Он лежал бездыханный. Без лица, без мыслей, без имени. Чистый и белый, как пустое зимнее поле.

Жена ушла, утомленно спускаясь вниз по дрожащей лестнице. Скрипнула дверь в избу. И он остался один на дощатом ложе, где сенник еще слабо звенел, храня длинную теплую выемку от ее тела.

Это были удивительные, странные мгновения между явью и сном. В его безвольный, опустошенный разум, как в расплесканный до дна водоем, начинали стекаться разбрызганные образы, просачиваться струйки чувств, падать тихие капли видений, некоторые из которых не принадлежали его опыту, были не его, а из какой-то иной, с ним не связанной жизни. Словно потеряв хозяина, витали в пространстве, не имели вместилища и, воспользовавшись мгновенной пустотой его сознания, торопливо в него залетали. Это могли быть образы из чьей-то умершей памяти, не нашедшие места в бестелесном сонмище окружавшей землю ноосферы.

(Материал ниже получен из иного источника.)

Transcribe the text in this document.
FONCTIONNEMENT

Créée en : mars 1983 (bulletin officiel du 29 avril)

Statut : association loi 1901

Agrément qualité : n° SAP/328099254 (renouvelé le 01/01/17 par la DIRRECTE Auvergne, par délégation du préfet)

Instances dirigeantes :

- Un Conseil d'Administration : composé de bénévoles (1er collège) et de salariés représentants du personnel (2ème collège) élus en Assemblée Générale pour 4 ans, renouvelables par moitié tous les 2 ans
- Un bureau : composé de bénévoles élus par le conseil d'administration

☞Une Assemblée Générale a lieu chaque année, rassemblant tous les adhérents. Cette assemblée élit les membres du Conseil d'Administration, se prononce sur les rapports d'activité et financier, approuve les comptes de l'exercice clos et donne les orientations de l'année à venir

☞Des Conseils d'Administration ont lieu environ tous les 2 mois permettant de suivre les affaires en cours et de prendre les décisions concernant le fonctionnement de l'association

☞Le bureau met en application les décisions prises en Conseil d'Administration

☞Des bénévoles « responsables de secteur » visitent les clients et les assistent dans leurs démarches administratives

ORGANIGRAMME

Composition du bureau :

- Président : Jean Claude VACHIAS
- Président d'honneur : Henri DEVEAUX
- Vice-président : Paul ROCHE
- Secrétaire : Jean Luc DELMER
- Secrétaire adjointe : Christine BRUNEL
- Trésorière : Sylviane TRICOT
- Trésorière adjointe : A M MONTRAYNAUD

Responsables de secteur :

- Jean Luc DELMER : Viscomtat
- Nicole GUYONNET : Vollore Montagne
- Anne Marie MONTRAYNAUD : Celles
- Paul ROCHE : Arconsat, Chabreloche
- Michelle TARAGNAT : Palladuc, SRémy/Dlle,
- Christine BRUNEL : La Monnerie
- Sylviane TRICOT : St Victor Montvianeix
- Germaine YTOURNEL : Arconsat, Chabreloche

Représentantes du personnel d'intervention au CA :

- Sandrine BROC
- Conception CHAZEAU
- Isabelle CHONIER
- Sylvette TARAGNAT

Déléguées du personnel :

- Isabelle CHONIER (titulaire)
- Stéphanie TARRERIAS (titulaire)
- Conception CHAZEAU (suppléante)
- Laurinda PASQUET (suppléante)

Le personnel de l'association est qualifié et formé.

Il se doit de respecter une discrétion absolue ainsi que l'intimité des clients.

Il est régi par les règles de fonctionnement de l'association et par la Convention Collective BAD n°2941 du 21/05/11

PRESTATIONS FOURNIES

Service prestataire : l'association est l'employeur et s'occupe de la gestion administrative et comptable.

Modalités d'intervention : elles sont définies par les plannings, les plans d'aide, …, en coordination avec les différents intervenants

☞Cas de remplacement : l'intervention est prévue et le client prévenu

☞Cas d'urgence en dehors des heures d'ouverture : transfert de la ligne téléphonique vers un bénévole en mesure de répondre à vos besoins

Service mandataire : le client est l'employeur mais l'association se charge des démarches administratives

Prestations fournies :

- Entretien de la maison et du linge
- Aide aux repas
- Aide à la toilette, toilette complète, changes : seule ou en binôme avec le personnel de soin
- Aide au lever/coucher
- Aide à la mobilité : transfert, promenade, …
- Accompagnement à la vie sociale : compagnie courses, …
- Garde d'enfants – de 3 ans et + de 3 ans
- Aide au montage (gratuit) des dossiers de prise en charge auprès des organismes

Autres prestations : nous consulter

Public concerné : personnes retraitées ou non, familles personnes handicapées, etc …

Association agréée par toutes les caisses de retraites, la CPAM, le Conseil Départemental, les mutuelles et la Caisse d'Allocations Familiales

Или прорвавшееся в его жизнь, мимолетное, как элементарная частица, послание умершего предка, записанное на спираль генетического кода, притаившееся в одной из бесчисленных клеточек мозга. Или разум, лишенный изнурительной воли, выпавший из трехмерного плена, из неумолимо в одну сторону направленного времени, вдруг начинал существовать по иным законам, провидел будущее, забегал вперед, оказываясь в том мгновении, которое еще предстояло прожить.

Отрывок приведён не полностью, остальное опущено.